Hong Kong homebuyers still keen despite HKMA policy tightening
On the second weekend following the Hong Kong Monetary Authority's further tightening of mortgage lending policies, there was no sign of a dramatic impact on housing sale volumes and values, though a ratings agency expects prices to fall up to 5 per cent this year.
Property sales in Hong Kong could come under greater pressure in the second half due to higher interest rates and increased supply, says Standard & Poor's Ratings Services.
"Our base-case forecast is that total primary sales in Hong Kong's property market will decline 10 per cent to 15 per cent in 2015 from record highs last year," S&P credit analyst Cindy Huang said. "We expect average sales prices to be flat or up to 5 per cent lower than in 2014."
DBS Vickers Securities said in the research report released on Tuesday that mass housing, especially small units, should see stable prices this year, but prices for high-value homes could fall 5 per cent.
Despite the policy tightening, some developers managed to record strong sales over this past weekend.
In the primary market, 323 units were sold over the weekend of March 7-8, compared with only 20 units sold in the previous weekend.

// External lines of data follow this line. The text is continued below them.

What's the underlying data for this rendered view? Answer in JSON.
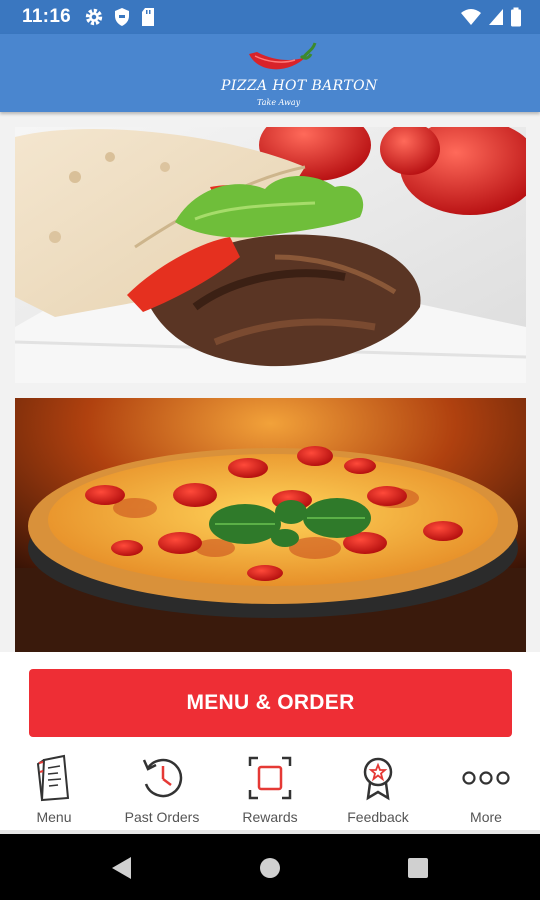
{
  "status_bar": {
    "time": "11:16"
  },
  "app": {
    "logo_name": "PIZZA HOT BARTON",
    "logo_subtitle": "Take Away"
  },
  "cta": {
    "label": "MENU & ORDER"
  },
  "nav": [
    {
      "label": "Menu",
      "icon": "menu-book-icon"
    },
    {
      "label": "Past Orders",
      "icon": "history-clock-icon"
    },
    {
      "label": "Rewards",
      "icon": "rewards-frame-icon"
    },
    {
      "label": "Feedback",
      "icon": "feedback-badge-icon"
    },
    {
      "label": "More",
      "icon": "more-dots-icon"
    }
  ],
  "colors": {
    "status_bar": "#3a77c0",
    "app_bar": "#4a86cf",
    "accent": "#ee2e35"
  }
}
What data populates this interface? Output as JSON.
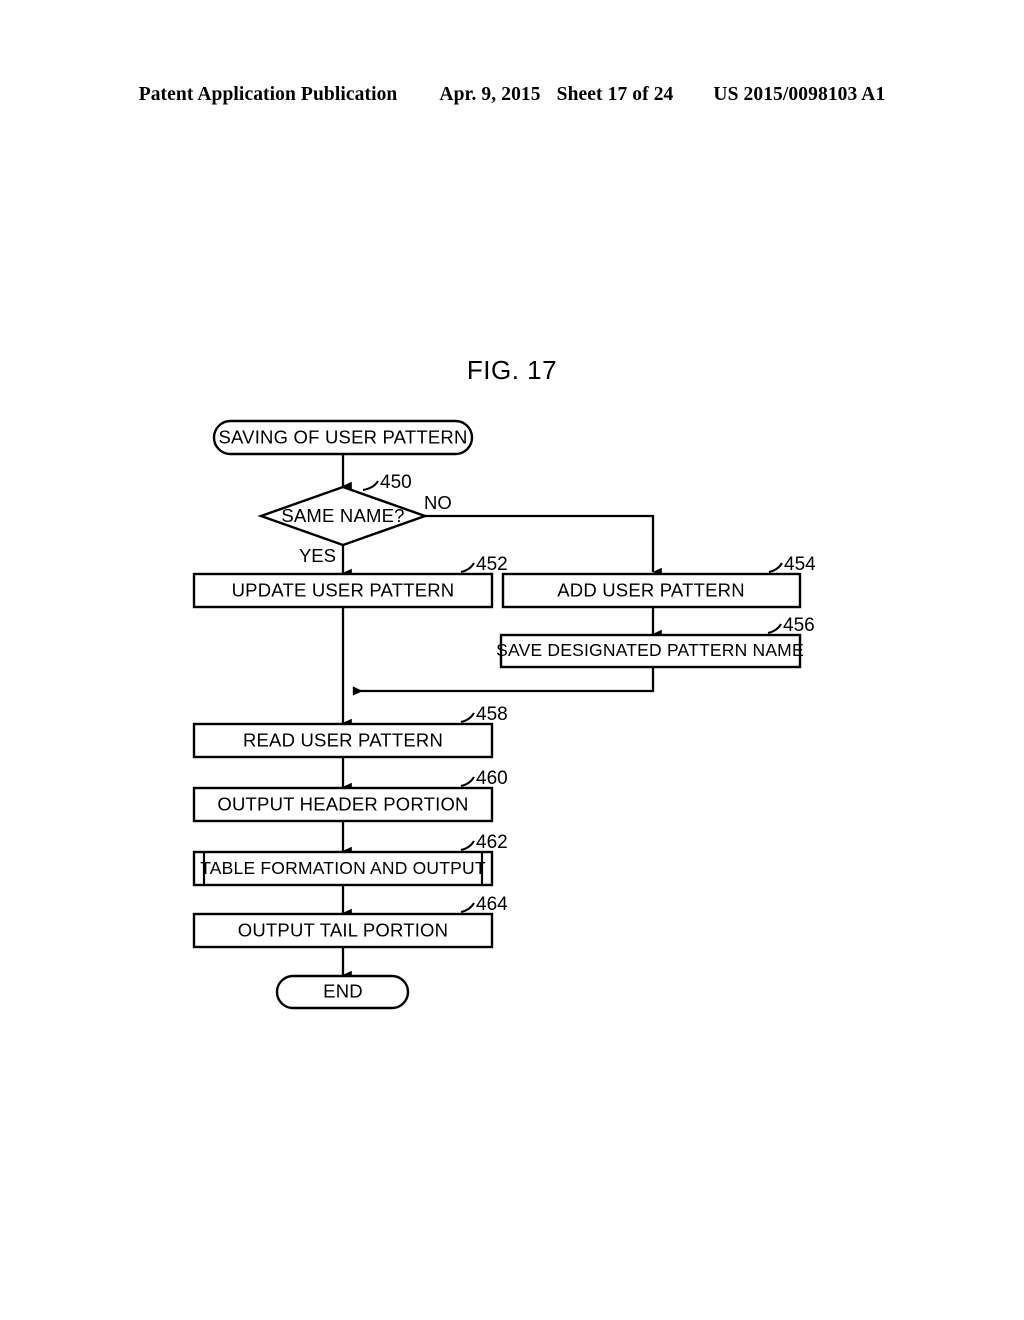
{
  "header": {
    "title": "Patent Application Publication",
    "date": "Apr. 9, 2015",
    "sheet": "Sheet 17 of 24",
    "publication_number": "US 2015/0098103 A1"
  },
  "figure": {
    "title": "FIG. 17",
    "colors": {
      "ink": "#000000",
      "paper": "#ffffff"
    }
  },
  "chart_data": {
    "type": "diagram",
    "diagram_kind": "flowchart",
    "title": "FIG. 17",
    "nodes": [
      {
        "id": "start",
        "label": "SAVING OF USER PATTERN",
        "shape": "stadium",
        "ref": ""
      },
      {
        "id": "d450",
        "label": "SAME NAME?",
        "shape": "diamond",
        "ref": "450"
      },
      {
        "id": "p452",
        "label": "UPDATE USER PATTERN",
        "shape": "rect",
        "ref": "452"
      },
      {
        "id": "p454",
        "label": "ADD USER PATTERN",
        "shape": "rect",
        "ref": "454"
      },
      {
        "id": "p456",
        "label": "SAVE DESIGNATED PATTERN NAME",
        "shape": "rect",
        "ref": "456"
      },
      {
        "id": "p458",
        "label": "READ USER PATTERN",
        "shape": "rect",
        "ref": "458"
      },
      {
        "id": "p460",
        "label": "OUTPUT HEADER PORTION",
        "shape": "rect",
        "ref": "460"
      },
      {
        "id": "p462",
        "label": "TABLE FORMATION AND OUTPUT",
        "shape": "subroutine",
        "ref": "462"
      },
      {
        "id": "p464",
        "label": "OUTPUT TAIL PORTION",
        "shape": "rect",
        "ref": "464"
      },
      {
        "id": "end",
        "label": "END",
        "shape": "stadium",
        "ref": ""
      }
    ],
    "edges": [
      {
        "from": "start",
        "to": "d450",
        "label": ""
      },
      {
        "from": "d450",
        "to": "p452",
        "label": "YES"
      },
      {
        "from": "d450",
        "to": "p454",
        "label": "NO"
      },
      {
        "from": "p454",
        "to": "p456",
        "label": ""
      },
      {
        "from": "p456",
        "to": "p458",
        "label": ""
      },
      {
        "from": "p452",
        "to": "p458",
        "label": ""
      },
      {
        "from": "p458",
        "to": "p460",
        "label": ""
      },
      {
        "from": "p460",
        "to": "p462",
        "label": ""
      },
      {
        "from": "p462",
        "to": "p464",
        "label": ""
      },
      {
        "from": "p464",
        "to": "end",
        "label": ""
      }
    ],
    "branch_labels": {
      "yes": "YES",
      "no": "NO"
    }
  }
}
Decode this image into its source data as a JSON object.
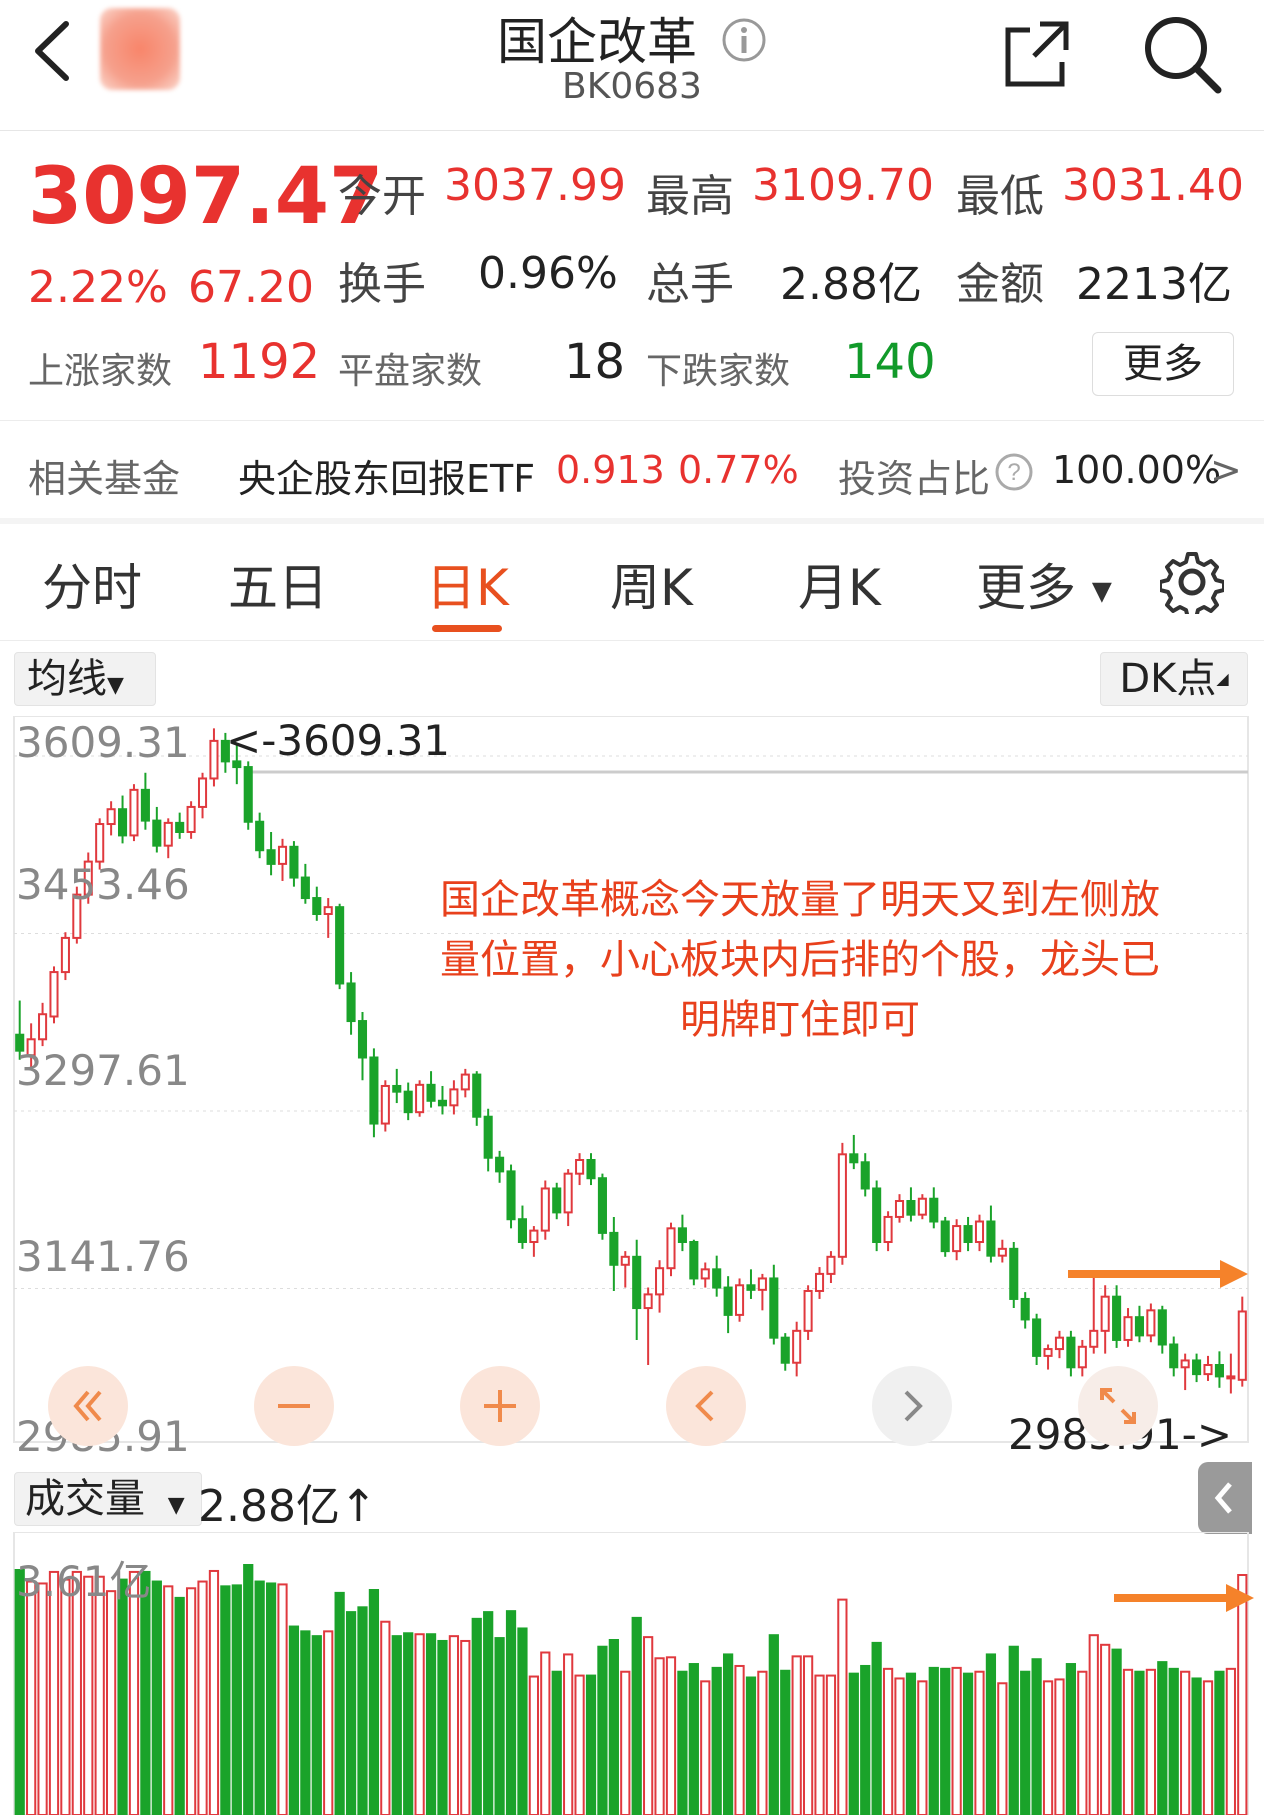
{
  "header": {
    "title": "国企改革",
    "code": "BK0683"
  },
  "quote": {
    "price": "3097.47",
    "change_pct": "2.22%",
    "change_abs": "67.20",
    "open_label": "今开",
    "open": "3037.99",
    "high_label": "最高",
    "high": "3109.70",
    "low_label": "最低",
    "low": "3031.40",
    "turnover_label": "换手",
    "turnover": "0.96%",
    "volume_label": "总手",
    "volume": "2.88亿",
    "amount_label": "金额",
    "amount": "2213亿",
    "up_label": "上涨家数",
    "up": "1192",
    "flat_label": "平盘家数",
    "flat": "18",
    "down_label": "下跌家数",
    "down": "140",
    "more_label": "更多"
  },
  "fund": {
    "label": "相关基金",
    "name": "央企股东回报ETF",
    "price": "0.913",
    "change": "0.77%",
    "ratio_label": "投资占比",
    "ratio": "100.00%",
    "arrow": ">"
  },
  "tabs": [
    "分时",
    "五日",
    "日K",
    "周K",
    "月K",
    "更多"
  ],
  "active_tab": 2,
  "chart": {
    "ma_label": "均线",
    "dk_label": "DK点",
    "high_marker": "<-3609.31",
    "low_marker": "2985.91->",
    "annotation": "国企改革概念今天放量了明天又到左侧放量位置，小心板块内后排的个股，龙头已明牌盯住即可",
    "volume_label": "成交量",
    "volume_value": "2.88亿",
    "volume_arrow": "↑",
    "volume_max_label": "3.61亿",
    "colors": {
      "up": "#e0393e",
      "down": "#1aa32a",
      "accent": "#f5822a"
    }
  },
  "chart_data": {
    "type": "candlestick",
    "y_ticks": [
      "3609.31",
      "3453.46",
      "3297.61",
      "3141.76",
      "2985.91"
    ],
    "ylim": [
      2985.91,
      3609.31
    ],
    "candles_approx": [
      [
        3340,
        3370,
        3318,
        3326
      ],
      [
        3322,
        3350,
        3310,
        3336
      ],
      [
        3336,
        3368,
        3330,
        3358
      ],
      [
        3356,
        3400,
        3350,
        3395
      ],
      [
        3395,
        3430,
        3388,
        3425
      ],
      [
        3425,
        3470,
        3420,
        3463
      ],
      [
        3463,
        3500,
        3455,
        3492
      ],
      [
        3492,
        3530,
        3485,
        3525
      ],
      [
        3525,
        3545,
        3515,
        3538
      ],
      [
        3538,
        3550,
        3508,
        3515
      ],
      [
        3515,
        3560,
        3510,
        3555
      ],
      [
        3555,
        3570,
        3520,
        3528
      ],
      [
        3528,
        3540,
        3500,
        3506
      ],
      [
        3506,
        3530,
        3495,
        3526
      ],
      [
        3526,
        3535,
        3512,
        3518
      ],
      [
        3518,
        3545,
        3512,
        3540
      ],
      [
        3540,
        3570,
        3530,
        3565
      ],
      [
        3565,
        3609,
        3558,
        3598
      ],
      [
        3598,
        3605,
        3570,
        3580
      ],
      [
        3580,
        3596,
        3560,
        3575
      ],
      [
        3575,
        3580,
        3520,
        3527
      ],
      [
        3527,
        3535,
        3495,
        3502
      ],
      [
        3502,
        3518,
        3480,
        3490
      ],
      [
        3490,
        3512,
        3475,
        3505
      ],
      [
        3505,
        3510,
        3470,
        3478
      ],
      [
        3478,
        3490,
        3455,
        3460
      ],
      [
        3460,
        3470,
        3440,
        3446
      ],
      [
        3446,
        3460,
        3425,
        3452
      ],
      [
        3452,
        3455,
        3380,
        3385
      ],
      [
        3385,
        3395,
        3340,
        3352
      ],
      [
        3352,
        3360,
        3300,
        3320
      ],
      [
        3320,
        3328,
        3250,
        3262
      ],
      [
        3262,
        3300,
        3255,
        3295
      ],
      [
        3295,
        3310,
        3280,
        3290
      ],
      [
        3290,
        3298,
        3265,
        3272
      ],
      [
        3272,
        3300,
        3268,
        3296
      ],
      [
        3296,
        3308,
        3276,
        3282
      ],
      [
        3282,
        3295,
        3270,
        3278
      ],
      [
        3278,
        3300,
        3270,
        3292
      ],
      [
        3292,
        3310,
        3285,
        3305
      ],
      [
        3305,
        3308,
        3260,
        3268
      ],
      [
        3268,
        3275,
        3220,
        3232
      ],
      [
        3232,
        3238,
        3210,
        3220
      ],
      [
        3220,
        3226,
        3170,
        3178
      ],
      [
        3178,
        3190,
        3152,
        3158
      ],
      [
        3158,
        3172,
        3145,
        3168
      ],
      [
        3168,
        3212,
        3160,
        3205
      ],
      [
        3205,
        3210,
        3178,
        3184
      ],
      [
        3184,
        3222,
        3172,
        3218
      ],
      [
        3218,
        3236,
        3208,
        3230
      ],
      [
        3230,
        3236,
        3208,
        3214
      ],
      [
        3214,
        3218,
        3160,
        3166
      ],
      [
        3166,
        3180,
        3115,
        3138
      ],
      [
        3138,
        3150,
        3118,
        3145
      ],
      [
        3145,
        3160,
        3072,
        3100
      ],
      [
        3100,
        3118,
        3050,
        3112
      ],
      [
        3112,
        3142,
        3096,
        3135
      ],
      [
        3135,
        3175,
        3128,
        3170
      ],
      [
        3170,
        3182,
        3150,
        3158
      ],
      [
        3158,
        3160,
        3120,
        3126
      ],
      [
        3126,
        3140,
        3118,
        3134
      ],
      [
        3134,
        3146,
        3110,
        3118
      ],
      [
        3118,
        3128,
        3078,
        3094
      ],
      [
        3094,
        3126,
        3088,
        3120
      ],
      [
        3120,
        3134,
        3108,
        3116
      ],
      [
        3116,
        3130,
        3098,
        3126
      ],
      [
        3126,
        3138,
        3068,
        3074
      ],
      [
        3074,
        3078,
        3045,
        3052
      ],
      [
        3052,
        3088,
        3040,
        3080
      ],
      [
        3080,
        3120,
        3072,
        3115
      ],
      [
        3115,
        3136,
        3108,
        3130
      ],
      [
        3130,
        3150,
        3122,
        3145
      ],
      [
        3145,
        3245,
        3138,
        3235
      ],
      [
        3235,
        3252,
        3222,
        3228
      ],
      [
        3228,
        3236,
        3198,
        3205
      ],
      [
        3205,
        3212,
        3150,
        3158
      ],
      [
        3158,
        3185,
        3150,
        3180
      ],
      [
        3180,
        3200,
        3175,
        3194
      ],
      [
        3194,
        3206,
        3176,
        3182
      ],
      [
        3182,
        3200,
        3178,
        3196
      ],
      [
        3196,
        3206,
        3170,
        3176
      ],
      [
        3176,
        3180,
        3145,
        3150
      ],
      [
        3150,
        3178,
        3142,
        3172
      ],
      [
        3172,
        3180,
        3150,
        3158
      ],
      [
        3158,
        3182,
        3150,
        3176
      ],
      [
        3176,
        3190,
        3140,
        3146
      ],
      [
        3146,
        3160,
        3140,
        3152
      ],
      [
        3152,
        3158,
        3100,
        3108
      ],
      [
        3108,
        3114,
        3082,
        3090
      ],
      [
        3090,
        3095,
        3050,
        3058
      ],
      [
        3058,
        3068,
        3046,
        3064
      ],
      [
        3064,
        3080,
        3056,
        3074
      ],
      [
        3074,
        3080,
        3040,
        3048
      ],
      [
        3048,
        3072,
        3040,
        3066
      ],
      [
        3066,
        3130,
        3060,
        3080
      ],
      [
        3080,
        3120,
        3060,
        3110
      ],
      [
        3110,
        3120,
        3065,
        3072
      ],
      [
        3072,
        3100,
        3066,
        3092
      ],
      [
        3092,
        3102,
        3070,
        3076
      ],
      [
        3076,
        3104,
        3070,
        3098
      ],
      [
        3098,
        3102,
        3060,
        3068
      ],
      [
        3068,
        3075,
        3040,
        3048
      ],
      [
        3048,
        3060,
        3028,
        3054
      ],
      [
        3054,
        3060,
        3035,
        3042
      ],
      [
        3042,
        3058,
        3036,
        3050
      ],
      [
        3050,
        3062,
        3030,
        3040
      ],
      [
        3040,
        3060,
        3025,
        3040
      ],
      [
        3037,
        3110,
        3031,
        3097
      ]
    ]
  }
}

In the secondary market, only five units were sold at the 10 largest residential estates tracked by Centaline over the weekend, compared with three previously. The Centa-City Leading Index rose 0.68 per cent week on week to 137.12. It has gained 3.5 per cent so far this year.
"As we expected, positive sale results for major primary launches over the weekend showed that the impact on the primary market is mild compared to the secondary market," said Patrick Wong, an analyst at BNP Paribas.
The HKMA announced a seventh round of mortgage tightening measures on February 27.